Breakthrough AMD Find Could Lead to Sight Loss Prevention in Over 50’s
Scientists have recently made a breakthrough discovery that highlights a link between genetics and AMD. What this means for over-50’s is staggering, as it could actually lead to treatments preventing sight loss in individuals within this age category.
Researchers Teaming Up
The collaboration between Southampton General Hospital and the University of Southampton has yielded results that show a variety of genetic factors contribute to AMD, or age related macular degeneration. This is a condition which is known to affect those over the age of 50 and causes significant sight loss.
According to one of the researchers involved, there are about 34 genes that are contributing to the development of an increased risk of AMD. By identifying the genes, the researchers are actually able to come one step closer in determining the causes of the condition, and once they have done that, they can then begin looking into treatment options.
The Prevalence of AMD
The experts state that there are over 600,000 UK inhabitants who are currently struggling with AMD, and more than 50 million people suffering with the condition throughout the world. These are staggering numbers, with often terrifying consequences because the condition has a direct impact on a person’s day to day quality of life.
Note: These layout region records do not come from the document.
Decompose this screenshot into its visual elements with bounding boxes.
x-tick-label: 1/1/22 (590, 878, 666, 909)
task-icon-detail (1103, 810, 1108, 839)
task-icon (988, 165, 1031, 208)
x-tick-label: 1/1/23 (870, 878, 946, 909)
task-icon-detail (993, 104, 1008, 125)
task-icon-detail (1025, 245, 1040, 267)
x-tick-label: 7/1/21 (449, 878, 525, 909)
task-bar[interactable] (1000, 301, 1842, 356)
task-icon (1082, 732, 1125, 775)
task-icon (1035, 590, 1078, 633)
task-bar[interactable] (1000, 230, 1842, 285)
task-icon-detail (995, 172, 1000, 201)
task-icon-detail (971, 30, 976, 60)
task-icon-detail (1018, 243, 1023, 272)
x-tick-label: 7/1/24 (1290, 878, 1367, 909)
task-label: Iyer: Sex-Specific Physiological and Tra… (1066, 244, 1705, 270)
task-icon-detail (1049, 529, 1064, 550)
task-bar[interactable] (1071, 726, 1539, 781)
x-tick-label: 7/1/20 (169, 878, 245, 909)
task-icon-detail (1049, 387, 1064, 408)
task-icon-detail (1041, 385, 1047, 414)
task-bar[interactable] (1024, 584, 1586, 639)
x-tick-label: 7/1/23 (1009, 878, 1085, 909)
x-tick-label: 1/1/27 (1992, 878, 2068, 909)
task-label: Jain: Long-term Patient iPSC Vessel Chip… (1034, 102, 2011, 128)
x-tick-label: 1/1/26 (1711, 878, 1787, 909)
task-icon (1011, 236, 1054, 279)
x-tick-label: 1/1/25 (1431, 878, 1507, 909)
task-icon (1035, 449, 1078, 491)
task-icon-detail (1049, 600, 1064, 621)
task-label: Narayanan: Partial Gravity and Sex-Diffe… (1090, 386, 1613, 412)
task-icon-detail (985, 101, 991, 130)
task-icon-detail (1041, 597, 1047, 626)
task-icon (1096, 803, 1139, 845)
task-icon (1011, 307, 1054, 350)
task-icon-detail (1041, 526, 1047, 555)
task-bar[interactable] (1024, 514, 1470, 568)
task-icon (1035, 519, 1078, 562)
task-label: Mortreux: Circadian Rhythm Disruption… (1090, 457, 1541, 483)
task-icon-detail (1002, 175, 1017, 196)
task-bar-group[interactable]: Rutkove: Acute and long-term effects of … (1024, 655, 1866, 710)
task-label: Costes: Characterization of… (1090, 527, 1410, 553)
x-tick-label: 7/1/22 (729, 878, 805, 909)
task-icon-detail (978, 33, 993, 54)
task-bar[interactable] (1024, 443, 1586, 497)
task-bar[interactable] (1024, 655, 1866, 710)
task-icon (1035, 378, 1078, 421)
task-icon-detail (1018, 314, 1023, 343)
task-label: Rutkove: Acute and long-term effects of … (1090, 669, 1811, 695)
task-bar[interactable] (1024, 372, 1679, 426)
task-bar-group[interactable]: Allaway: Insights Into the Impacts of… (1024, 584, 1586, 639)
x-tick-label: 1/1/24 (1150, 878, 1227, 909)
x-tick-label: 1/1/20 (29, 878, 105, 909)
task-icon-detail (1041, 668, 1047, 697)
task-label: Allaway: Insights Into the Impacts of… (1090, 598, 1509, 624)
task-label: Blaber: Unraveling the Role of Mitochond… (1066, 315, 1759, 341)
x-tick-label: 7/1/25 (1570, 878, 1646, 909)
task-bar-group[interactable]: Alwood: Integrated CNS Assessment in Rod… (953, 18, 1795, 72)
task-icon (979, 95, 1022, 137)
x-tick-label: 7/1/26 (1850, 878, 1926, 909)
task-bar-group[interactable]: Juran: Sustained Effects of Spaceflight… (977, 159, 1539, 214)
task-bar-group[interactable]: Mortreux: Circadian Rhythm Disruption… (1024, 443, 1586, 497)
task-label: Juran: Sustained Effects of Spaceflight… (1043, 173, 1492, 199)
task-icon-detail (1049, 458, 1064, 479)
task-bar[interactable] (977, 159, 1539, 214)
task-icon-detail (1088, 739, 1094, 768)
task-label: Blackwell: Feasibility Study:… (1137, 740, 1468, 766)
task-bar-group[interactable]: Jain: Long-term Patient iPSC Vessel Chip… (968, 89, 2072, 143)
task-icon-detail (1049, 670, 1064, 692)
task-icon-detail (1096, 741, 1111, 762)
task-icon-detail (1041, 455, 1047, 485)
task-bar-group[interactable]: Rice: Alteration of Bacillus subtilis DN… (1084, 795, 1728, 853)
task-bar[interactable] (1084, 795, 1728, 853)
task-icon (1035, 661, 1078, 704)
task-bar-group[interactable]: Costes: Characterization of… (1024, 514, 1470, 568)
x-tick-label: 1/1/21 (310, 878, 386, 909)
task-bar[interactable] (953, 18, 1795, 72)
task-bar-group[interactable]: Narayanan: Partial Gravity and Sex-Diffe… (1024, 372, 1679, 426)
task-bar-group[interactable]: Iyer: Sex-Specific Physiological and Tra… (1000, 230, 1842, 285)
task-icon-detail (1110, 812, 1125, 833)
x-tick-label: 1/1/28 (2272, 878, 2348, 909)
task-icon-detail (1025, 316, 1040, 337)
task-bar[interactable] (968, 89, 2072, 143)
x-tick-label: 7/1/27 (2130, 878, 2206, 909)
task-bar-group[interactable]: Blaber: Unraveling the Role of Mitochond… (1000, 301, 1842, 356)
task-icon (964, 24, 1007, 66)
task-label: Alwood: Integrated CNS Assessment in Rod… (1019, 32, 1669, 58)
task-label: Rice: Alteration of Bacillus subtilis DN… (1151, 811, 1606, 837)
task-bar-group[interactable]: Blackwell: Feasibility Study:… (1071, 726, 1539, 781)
What makes research into this area all the more important is that the numbers of people affecting by AMD is set to skyrocket, with more than 300 million people estimated to be affected by 2040.
Progress Towards a Brighter Future
By conducting research that sheds light on the role that genes play in the development of AMD, experts will be in a better position to understand how the condition develops within the body. What is more, the scientists believe that it is through the collaboration of experts worldwide that has allowed them progress as far as they have.
While AMD might be a fairly common condition for over 50’s, many are still not sure what it entails. This progressive disease actually kills the retinal photoreceptors, which are the light-sensitive cells that are located at the rear of the eye. Individuals with this condition will find that they no longer have the clear, sharp vision that is required for tasks such as driving, among many others, because of the destruction of the macula.
Experts warn that there are a range of contributing factors to AMD, including lifestyle and environmental factors. It is believed that smoking greatly increases the risk of developing this condition, while healthy eating habits can lower these risks.
This research is currently being funded by NEI, or the National Eye Institute and expectations are high for effective treatments that will be made available to the public in coming years.